2. Security Groups (Stateful)

3. Network ACLs (Stateless)

4. Comparison Table

┌────────────────┬────────────────────────────┬────────────────────────────┐
│ Aspect         │ Security Group             │ Network ACL (NACL)         │
├────────────────┼────────────────────────────┼────────────────────────────┤
│ Scope          │ Per ENI                    │ Per Subnet                 │
│ State          │ Stateful                   │ Stateless                  │
│ Rules          │ Allow only                 │ Allow + Deny               │
│ Order          │ All rules eval.            │ Numbered, lowest first     │
│ Default        │ Deny all in/out            │ Default NACL allows all    │
│ Refs           │ SG / Prefix Lists          │ CIDR only                  │
│ Limit          │ 60 rules each way          │ 20 rules each way          │
│ Use Case       │ Per-workload allowlist     │ Subnet block / quarantine  │
└────────────────┴────────────────────────────┴────────────────────────────┘

5. VPC Endpoints & PrivateLink

VPC endpoints let workloads reach AWS services and SaaS providers without traversing the public internet. They eliminate the need for NAT gateways for AWS-service traffic and tighten the network blast radius.

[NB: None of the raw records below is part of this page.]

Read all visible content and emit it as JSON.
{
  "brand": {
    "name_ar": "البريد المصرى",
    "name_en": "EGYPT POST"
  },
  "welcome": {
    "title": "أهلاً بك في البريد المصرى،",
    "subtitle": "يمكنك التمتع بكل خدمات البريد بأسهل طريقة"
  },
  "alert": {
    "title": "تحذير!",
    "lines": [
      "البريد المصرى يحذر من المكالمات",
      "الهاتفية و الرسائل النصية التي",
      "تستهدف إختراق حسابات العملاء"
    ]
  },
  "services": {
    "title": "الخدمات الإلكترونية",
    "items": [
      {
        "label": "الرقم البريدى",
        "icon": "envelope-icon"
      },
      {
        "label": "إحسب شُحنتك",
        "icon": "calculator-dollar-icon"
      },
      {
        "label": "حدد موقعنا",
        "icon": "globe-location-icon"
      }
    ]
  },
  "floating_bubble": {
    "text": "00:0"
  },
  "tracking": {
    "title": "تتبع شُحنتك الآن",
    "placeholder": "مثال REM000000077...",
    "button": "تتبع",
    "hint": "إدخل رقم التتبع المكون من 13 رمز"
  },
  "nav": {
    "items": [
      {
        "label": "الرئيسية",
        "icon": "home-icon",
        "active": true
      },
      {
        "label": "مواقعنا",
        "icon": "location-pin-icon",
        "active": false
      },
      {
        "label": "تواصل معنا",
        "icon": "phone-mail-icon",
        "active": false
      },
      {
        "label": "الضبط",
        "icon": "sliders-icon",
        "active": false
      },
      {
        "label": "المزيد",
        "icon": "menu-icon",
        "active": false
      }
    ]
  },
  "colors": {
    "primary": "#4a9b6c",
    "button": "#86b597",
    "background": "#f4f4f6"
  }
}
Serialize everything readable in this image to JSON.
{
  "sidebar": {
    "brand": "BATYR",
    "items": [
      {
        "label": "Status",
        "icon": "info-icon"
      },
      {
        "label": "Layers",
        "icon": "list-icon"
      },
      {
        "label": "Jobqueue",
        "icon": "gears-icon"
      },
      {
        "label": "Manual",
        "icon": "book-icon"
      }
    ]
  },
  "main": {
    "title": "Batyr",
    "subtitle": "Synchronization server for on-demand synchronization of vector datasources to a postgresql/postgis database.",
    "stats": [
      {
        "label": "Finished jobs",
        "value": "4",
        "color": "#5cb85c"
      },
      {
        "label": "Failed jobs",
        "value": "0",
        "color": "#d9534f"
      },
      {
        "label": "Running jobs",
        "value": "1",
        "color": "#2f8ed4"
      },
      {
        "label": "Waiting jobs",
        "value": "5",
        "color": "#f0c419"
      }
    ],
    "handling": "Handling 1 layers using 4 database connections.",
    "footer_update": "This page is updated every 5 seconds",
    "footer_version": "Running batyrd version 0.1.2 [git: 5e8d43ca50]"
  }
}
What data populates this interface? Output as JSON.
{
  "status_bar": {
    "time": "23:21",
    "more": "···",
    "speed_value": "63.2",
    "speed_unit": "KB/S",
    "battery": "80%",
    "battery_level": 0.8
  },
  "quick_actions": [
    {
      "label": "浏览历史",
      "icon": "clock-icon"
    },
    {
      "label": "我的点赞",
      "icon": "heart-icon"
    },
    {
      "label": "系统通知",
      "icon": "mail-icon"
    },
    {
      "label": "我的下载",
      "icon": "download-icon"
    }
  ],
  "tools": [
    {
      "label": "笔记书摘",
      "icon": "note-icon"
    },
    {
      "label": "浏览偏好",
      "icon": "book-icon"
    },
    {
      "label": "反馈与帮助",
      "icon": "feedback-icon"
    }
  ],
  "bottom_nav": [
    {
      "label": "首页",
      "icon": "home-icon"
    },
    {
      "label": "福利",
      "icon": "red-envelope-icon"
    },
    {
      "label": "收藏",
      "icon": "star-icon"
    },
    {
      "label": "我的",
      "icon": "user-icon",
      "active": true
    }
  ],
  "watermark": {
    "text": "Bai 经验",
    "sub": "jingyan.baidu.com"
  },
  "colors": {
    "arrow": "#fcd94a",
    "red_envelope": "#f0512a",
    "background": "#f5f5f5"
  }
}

6. SG References & Chaining

The most powerful SG pattern is referencing one SG from another. Instead of pinning rules to CIDRs, you describe relationships between roles:


WebSG:
  Ingress:
    - { Protocol: tcp, Port: 443, Source: 0.0.0.0/0 }
  Egress:
    - { Protocol: tcp, Port: 8080, Destination: !Ref AppSG }   # web -> app

AppSG:
  Ingress:
    - { Protocol: tcp, Port: 8080, Source: !Ref WebSG }        # app accepts from web
  Egress:
    - { Protocol: tcp, Port: 5432, Destination: !Ref DbSG }    # app -> db

DbSG:
  Ingress:
    - { Protocol: tcp, Port: 5432, Source: !Ref AppSG }        # db accepts from app
  Egress: []                                                   # no egress at all

Adding a new app-tier instance simply adds the AppSG tag — the rules already cover it. CIDRs never come into the picture except at the edge (web-tier ingress).